Lorsqu'il avait fini de vaquer à ses quelques occupations quotidiennes –ramasser des haricots, se promener, parfois pêcher ou recevoir un ami-, Henry David Thoreau se plongeait dans des états de contemplation proches de la méditation. Riche de connaître l'interconnexion des choses, il peut observer toute chose dans l'immédiat et dans l'absolu et retrouver ici ce qui existe là-bas. Une vie devient la vie et si les autres savaient, ils n'auraient pas besoin de vivre avec leurs illusions de progrès, de luxe ou d'abondance.

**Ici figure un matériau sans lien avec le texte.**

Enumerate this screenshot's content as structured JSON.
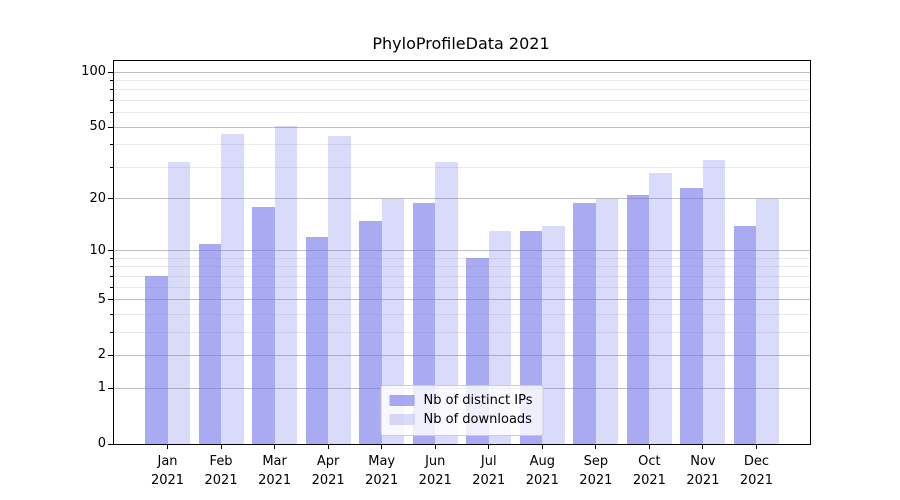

« Je regardai par la fenêtre, et voyez ! où hier c'était la glace froide et grise, là s'étendait l'étang transparent, déjà calme et rempli d'espoir comme en un soir d'été, reflétant d'un soir d'été le ciel en son sein, quoiqu'il n'en fût pas de visible là-haut, comme s'il était d'intelligence avec quelque horizon lointain. J'entendis tout là-bas un merle, le premier que j'eusse entendu depuis des milliers d'années, me sembla-t-il, et dont je n'oublierai l'accent d'ici d'autres milliers d'années, — le même chant suave et puissant qu'au temps jadis. »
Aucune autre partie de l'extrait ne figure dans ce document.